Look up "grace" and the fist of many definitions listed is, "elegance or beauty of form, manner, motion, or action." Looking up "funk" will give you a bit more trouble. Scroll down and you'll find, "music having a funky quality." So what type of music has a funky quality? Um, funk I guess. That clears it up. Scroll down a little further and you'll find, "An earthy quality appreciated in music such as jazz or soul." and "A type of popular music combining elements of jazz, blues, and soul and characterized by syncopated rhythm and a heavy, repetitive bass line." That last one may be correct, but it sure takes the funk right out of funk.

I've been thinking about these two words in relation to the new Fujiya & Miyagi album, Transparent Things, the U.S. version of which was released last week. I am holding a spot on my 2007 year end list for this album; it'll be an amazing year for music if it somehow gets bumped off. Maybe you read about the album when the import version was being reviewed and hyped last year. Lots of krautrock comparisons have been thrown around, and not unfairly. Not having heard much Can, I can't speak to that connection, but I definitely hear the Neu!/Cluster/Harmonia influence. I've been listening to a lot of that music lately, so this is good timing. Transparent Things is graceful in the same way, say, the best techno is graceful: precise, restrained, elegant. There's a lot of open space in this music, and it occurs to me that funk needs open space. I'm defining funk not just as a funky beat or baseline (the album does have that, for certain), but more loosely as a sort of human, corporeal quality. I should be careful here; I'm not talking about rockist authenticity. Machine music can be funky, as Kraftwerk has proven. It's not about sounding organic, or hand-played. It's just about allowing the music to breath.
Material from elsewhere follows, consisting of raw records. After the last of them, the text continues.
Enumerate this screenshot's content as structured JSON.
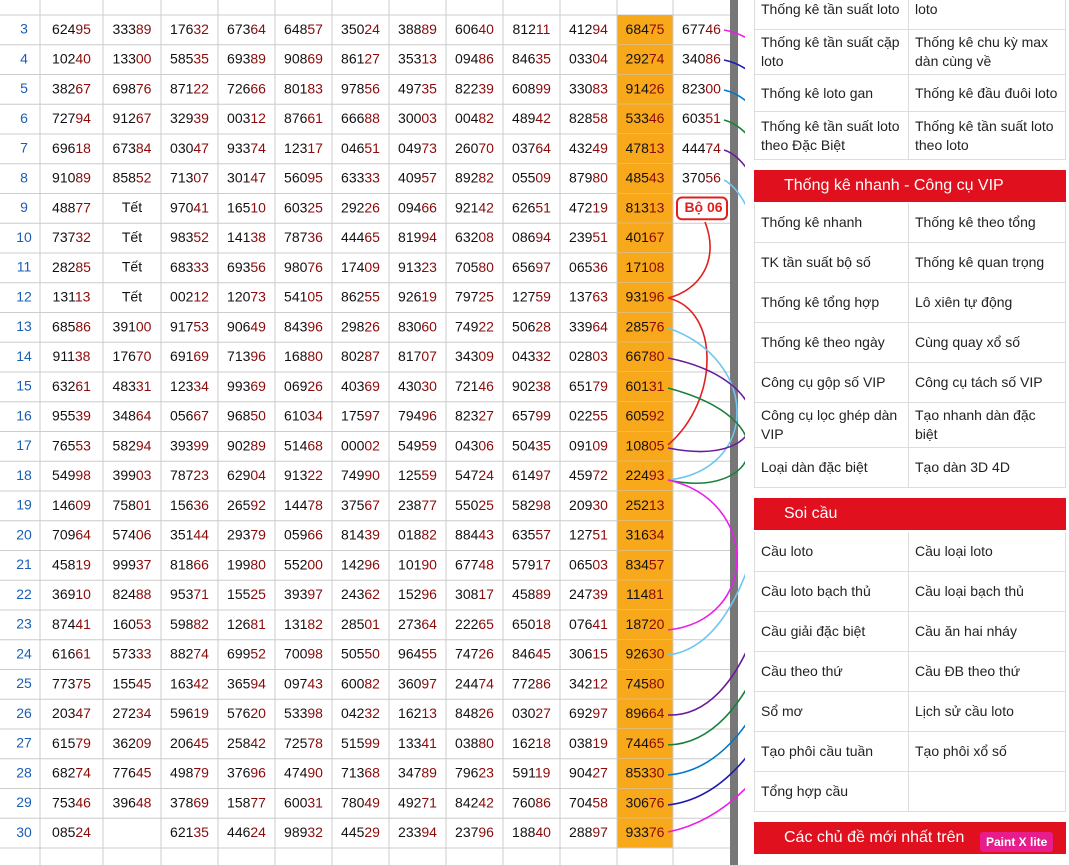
{
  "table": {
    "rows": [
      {
        "day": 3,
        "cells": [
          "62495",
          "33389",
          "17632",
          "67364",
          "64857",
          "35024",
          "38889",
          "60640",
          "81211",
          "41294",
          "68475",
          "67746"
        ]
      },
      {
        "day": 4,
        "cells": [
          "10240",
          "13300",
          "58535",
          "69389",
          "90869",
          "86127",
          "35313",
          "09486",
          "84635",
          "03304",
          "29274",
          "34086"
        ]
      },
      {
        "day": 5,
        "cells": [
          "38267",
          "69876",
          "87122",
          "72666",
          "80183",
          "97856",
          "49735",
          "82239",
          "60899",
          "33083",
          "91426",
          "82300"
        ]
      },
      {
        "day": 6,
        "cells": [
          "72794",
          "91267",
          "32939",
          "00312",
          "87661",
          "66688",
          "30003",
          "00482",
          "48942",
          "82858",
          "53346",
          "60351"
        ]
      },
      {
        "day": 7,
        "cells": [
          "69618",
          "67384",
          "03047",
          "93374",
          "12317",
          "04651",
          "04973",
          "26070",
          "03764",
          "43249",
          "47813",
          "44474"
        ]
      },
      {
        "day": 8,
        "cells": [
          "91089",
          "85852",
          "71307",
          "30147",
          "56095",
          "63333",
          "40957",
          "89282",
          "05509",
          "87980",
          "48543",
          "37056"
        ]
      },
      {
        "day": 9,
        "cells": [
          "48877",
          "Tết",
          "97041",
          "16510",
          "60325",
          "29226",
          "09466",
          "92142",
          "62651",
          "47219",
          "81313"
        ],
        "note": "Bộ 06"
      },
      {
        "day": 10,
        "cells": [
          "73732",
          "Tết",
          "98352",
          "14138",
          "78736",
          "44465",
          "81994",
          "63208",
          "08694",
          "23951",
          "40167"
        ]
      },
      {
        "day": 11,
        "cells": [
          "28285",
          "Tết",
          "68333",
          "69356",
          "98076",
          "17409",
          "91323",
          "70580",
          "65697",
          "06536",
          "17108"
        ]
      },
      {
        "day": 12,
        "cells": [
          "13113",
          "Tết",
          "00212",
          "12073",
          "54105",
          "86255",
          "92619",
          "79725",
          "12759",
          "13763",
          "93196"
        ]
      },
      {
        "day": 13,
        "cells": [
          "68586",
          "39100",
          "91753",
          "90649",
          "84396",
          "29826",
          "83060",
          "74922",
          "50628",
          "33964",
          "28576"
        ]
      },
      {
        "day": 14,
        "cells": [
          "91138",
          "17670",
          "69169",
          "71396",
          "16880",
          "80287",
          "81707",
          "34309",
          "04332",
          "02803",
          "66780"
        ]
      },
      {
        "day": 15,
        "cells": [
          "63261",
          "48331",
          "12334",
          "99369",
          "06926",
          "40369",
          "43030",
          "72146",
          "90238",
          "65179",
          "60131"
        ]
      },
      {
        "day": 16,
        "cells": [
          "95539",
          "34864",
          "05667",
          "96850",
          "61034",
          "17597",
          "79496",
          "82327",
          "65799",
          "02255",
          "60592"
        ]
      },
      {
        "day": 17,
        "cells": [
          "76553",
          "58294",
          "39399",
          "90289",
          "51468",
          "00002",
          "54959",
          "04306",
          "50435",
          "09109",
          "10805"
        ]
      },
      {
        "day": 18,
        "cells": [
          "54998",
          "39903",
          "78723",
          "62904",
          "91322",
          "74990",
          "12559",
          "54724",
          "61497",
          "45972",
          "22493"
        ]
      },
      {
        "day": 19,
        "cells": [
          "14609",
          "75801",
          "15636",
          "26592",
          "14478",
          "37567",
          "23877",
          "55025",
          "58298",
          "20930",
          "25213"
        ]
      },
      {
        "day": 20,
        "cells": [
          "70964",
          "57406",
          "35144",
          "29379",
          "05966",
          "81439",
          "01882",
          "88443",
          "63557",
          "12751",
          "31634"
        ]
      },
      {
        "day": 21,
        "cells": [
          "45819",
          "99937",
          "81866",
          "19980",
          "55200",
          "14296",
          "10190",
          "67748",
          "57917",
          "06503",
          "83457"
        ]
      },
      {
        "day": 22,
        "cells": [
          "36910",
          "82488",
          "95371",
          "15525",
          "39397",
          "24362",
          "15296",
          "30817",
          "45889",
          "24739",
          "11481"
        ]
      },
      {
        "day": 23,
        "cells": [
          "87441",
          "16053",
          "59882",
          "12681",
          "13182",
          "28501",
          "27364",
          "22265",
          "65018",
          "07641",
          "18720"
        ]
      },
      {
        "day": 24,
        "cells": [
          "61661",
          "57333",
          "88274",
          "69952",
          "70098",
          "50550",
          "96455",
          "74726",
          "84645",
          "30615",
          "92630"
        ]
      },
      {
        "day": 25,
        "cells": [
          "77375",
          "15545",
          "16342",
          "36594",
          "09743",
          "60082",
          "36097",
          "24474",
          "77286",
          "34212",
          "74580"
        ]
      },
      {
        "day": 26,
        "cells": [
          "20347",
          "27234",
          "59619",
          "57620",
          "53398",
          "04232",
          "16213",
          "84826",
          "03027",
          "69297",
          "89664"
        ]
      },
      {
        "day": 27,
        "cells": [
          "61579",
          "36209",
          "20645",
          "25842",
          "72578",
          "51599",
          "13341",
          "03880",
          "16218",
          "03819",
          "74465"
        ]
      },
      {
        "day": 28,
        "cells": [
          "68274",
          "77645",
          "49879",
          "37696",
          "47490",
          "71368",
          "34789",
          "79623",
          "59119",
          "90427",
          "85330"
        ]
      },
      {
        "day": 29,
        "cells": [
          "75346",
          "39648",
          "37869",
          "15877",
          "60031",
          "78049",
          "49271",
          "84242",
          "76086",
          "70458",
          "30676"
        ]
      },
      {
        "day": 30,
        "cells": [
          "08524",
          null,
          "62135",
          "44624",
          "98932",
          "44529",
          "23394",
          "23796",
          "18840",
          "28897",
          "93376"
        ]
      }
    ]
  },
  "sidebar": {
    "sections": [
      {
        "items": [
          [
            "Thống kê tần suất loto",
            "loto"
          ],
          [
            "Thống kê tần suất cặp loto",
            "Thống kê chu kỳ max dàn cùng về"
          ],
          [
            "Thống kê loto gan",
            "Thống kê đầu đuôi loto"
          ],
          [
            "Thống kê tần suất loto theo Đặc Biệt",
            "Thống kê tần suất loto theo loto"
          ]
        ]
      },
      {
        "title": "Thống kê nhanh - Công cụ VIP",
        "items": [
          [
            "Thống kê nhanh",
            "Thống kê theo tổng"
          ],
          [
            "TK tần suất bộ số",
            "Thống kê quan trọng"
          ],
          [
            "Thống kê tổng hợp",
            "Lô xiên tự động"
          ],
          [
            "Thống kê theo ngày",
            "Cùng quay xổ số"
          ],
          [
            "Công cụ gộp số VIP",
            "Công cụ tách số VIP"
          ],
          [
            "Công cụ lọc ghép dàn VIP",
            "Tạo nhanh dàn đặc biệt"
          ],
          [
            "Loại dàn đặc biệt",
            "Tạo dàn 3D 4D"
          ]
        ]
      },
      {
        "title": "Soi cầu",
        "items": [
          [
            "Cầu loto",
            "Cầu loại loto"
          ],
          [
            "Cầu loto bạch thủ",
            "Cầu loại bạch thủ"
          ],
          [
            "Cầu giải đặc biệt",
            "Cầu ăn hai nháy"
          ],
          [
            "Cầu theo thứ",
            "Cầu ĐB theo thứ"
          ],
          [
            "Sổ mơ",
            "Lịch sử cầu loto"
          ],
          [
            "Tạo phôi cầu tuần",
            "Tạo phôi xổ số"
          ],
          [
            "Tổng hợp cầu",
            null
          ]
        ]
      },
      {
        "title": "Các chủ đề mới nhất trên"
      }
    ]
  },
  "badge": "Paint X lite"
}
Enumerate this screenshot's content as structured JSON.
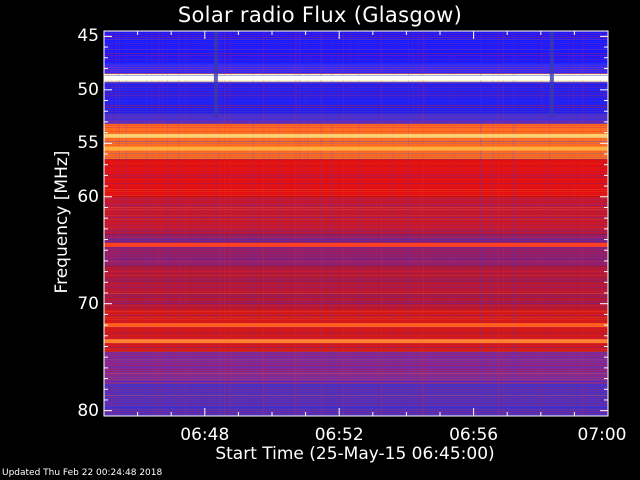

This idea of open space is something I've been thinking about a lot since first hearing the Junior Boys. Above anything else, open space defines their music. Other music I enjoy has this quality: OMD's Architecture & Morality, Brian Eno's Another Green World, The Blue Nile's Hats, David Sylvian's Secrets of the Beehive, and the recent Kelley Polar album. Is there a metaphor here? Maybe that space needs to be there so listeners have somewhere to insert themselves into the music, to crawl inside the sound and fill the gaps.